|Sunset, July 15, 2016|
An email campaign to BNSF Railroad is underway to save the depot. In recent weeks, the windows were removed from the building, and the rumor mill was swirling that the depot would be torn down. Stafford native and historian F. Clare Moore started investigating. This wasn't Clare's first foray into trying to save the depot. Ten years ago, he also led efforts to keep the depot from the wrecking ball. This time, he says, the railroad personnel were helpful in trying to connect him with the right person.
On Thursday, Clare posted this to his Facebook page:
SAVE THE STAFFORD DEPOT! OK, here's your chance to make a difference. A huge email campaign would impact the saving of the depot. Send an email to Andy Williams, Kansas Public Affairs director for BNSF Railroad, and indicate your support for saving the Stafford ATSF Depot in Stafford, Kansas. Tell him you support for saving the depot and anything else that you want to say. It is vital that you bombard him with emails. It WILL make a difference if anything will. He needs to know of community support. His email address is firstname.lastname@example.org Please share this and get to as many people as possible whether they have a Stafford connection or not.Clare proposes pursuing a Transportation Enhancement grant. If a grant were awarded, 80 percent of the money for restoration would come from the U.S. Department of Transportation and the remaining 20 percent would need to be raised from the community and supporters, Clare says.
The depot has been a landmark in Stafford for more than 100 years. An article on the front page of the August 25, 1910, Stafford Courier announced the news that a new $14,000 Santa Fe train station would be built at Stafford.
It is with the keenest sort of pleasure that The Courier is able to announce definitely that the new depot is soon to be a reality. For about five years, this new structure has been one of the things that Stafford has desired and needed above all else.
E.C. Smith, agent of the Santa Fe here, received word from Topeka Tuesday that the construction of the new Santa Fe depot in Stafford would start in about three weeks. ... Just about five years ago, the people of this city took up the matter with the Santa Fe Company. Letters were written to the officials about all of the business men of the city and as a result of this bombardment of literary missiles, Superintendent Ayers and some other of the big men of the company came here to talk it over with our citizens. ..."
From the August 25, 1910 Stafford Courier
I suppose it's ironic that "literary missiles" will again be part of the Stafford Depot story. This time, they are being sent through cyberspace. The people of 1910 would find the technology hard to fathom, I suppose. And they likely wouldn't believe that the depot - which was so vital to their commerce a century ago - hasn't been used for decades.
Stafford has for years enjoyed the reputation of being one of the best paying shipping points on this great system. The tonnage in and out of Stafford has far exceeded that of many towns of much greater size.

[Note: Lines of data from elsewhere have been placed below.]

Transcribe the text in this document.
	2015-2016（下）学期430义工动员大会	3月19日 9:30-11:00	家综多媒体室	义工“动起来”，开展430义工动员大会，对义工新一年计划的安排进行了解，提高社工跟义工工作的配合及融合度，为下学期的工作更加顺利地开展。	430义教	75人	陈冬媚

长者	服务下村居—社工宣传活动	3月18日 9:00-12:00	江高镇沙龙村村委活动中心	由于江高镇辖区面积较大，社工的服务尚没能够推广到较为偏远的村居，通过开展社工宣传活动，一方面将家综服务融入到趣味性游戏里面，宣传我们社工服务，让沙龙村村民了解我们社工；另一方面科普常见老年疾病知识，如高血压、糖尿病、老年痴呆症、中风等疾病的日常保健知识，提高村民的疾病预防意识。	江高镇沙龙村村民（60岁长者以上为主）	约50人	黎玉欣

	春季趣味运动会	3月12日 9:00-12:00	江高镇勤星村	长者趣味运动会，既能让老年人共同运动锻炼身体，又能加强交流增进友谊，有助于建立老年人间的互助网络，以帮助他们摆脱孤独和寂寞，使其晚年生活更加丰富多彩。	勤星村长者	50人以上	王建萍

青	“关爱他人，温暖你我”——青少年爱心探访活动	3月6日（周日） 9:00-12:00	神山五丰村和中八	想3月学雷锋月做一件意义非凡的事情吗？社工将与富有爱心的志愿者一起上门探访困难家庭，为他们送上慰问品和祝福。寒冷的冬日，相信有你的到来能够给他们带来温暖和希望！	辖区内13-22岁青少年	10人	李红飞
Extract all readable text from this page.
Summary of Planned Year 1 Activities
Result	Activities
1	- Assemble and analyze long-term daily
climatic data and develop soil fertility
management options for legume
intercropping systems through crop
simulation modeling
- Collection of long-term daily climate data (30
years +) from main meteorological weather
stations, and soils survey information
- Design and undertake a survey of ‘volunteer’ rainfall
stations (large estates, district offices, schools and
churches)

Stafford has had the reputation with the company of being a genuine 18-karat live-wire town, and the new depot we are soon to have will prove an added stimulus in keeping it so. We have worked hard and we have waited long for this thing, and we appreciate it the more for our working and waiting.I found an article about standardized railroad stations in Kansas at the Kansas State Historical Society website. On page 13 of the 14-page article, there was a photo of Stafford's depot. (I couldn't find the date of publication.)
August 25, 1910, Stafford Courier
In the article, it said that the Stafford depot was patterned after one built in Girard, Kansas. (See page 4 of the document.)
As far as I remember, the depot hasn't been in use for the 35+ years I've been part of the community. But it has been the subject of more than one photo during that time - from me and from other photographers. I took the most recent ones in July during the Stafford County Fair. The sky was so beautiful that I walked across the road from the 4-H beef show to snap a few photos. I had others at sunset, but I also found this 2010 shot when the scene included scattered snowflakes.
Stafford was a major grain depot for the county with two grain elevators, one at the north and the other at the south end of town. In 1887, two railroads came to Stafford: the Chicago, Kansas and Western, which 10 years later became the Atchison, Topeka and Santa Fe, and the Denver, Memphis and Atlantic, which became the Missouri Pacific. Their depots were located at either end of Union Street, the Santa Fe at the north end and the Missouri Pacific depot at the south end ... The Missouri Pacific depot was demolished in 1984 and its brick was used for planters lining Main Street.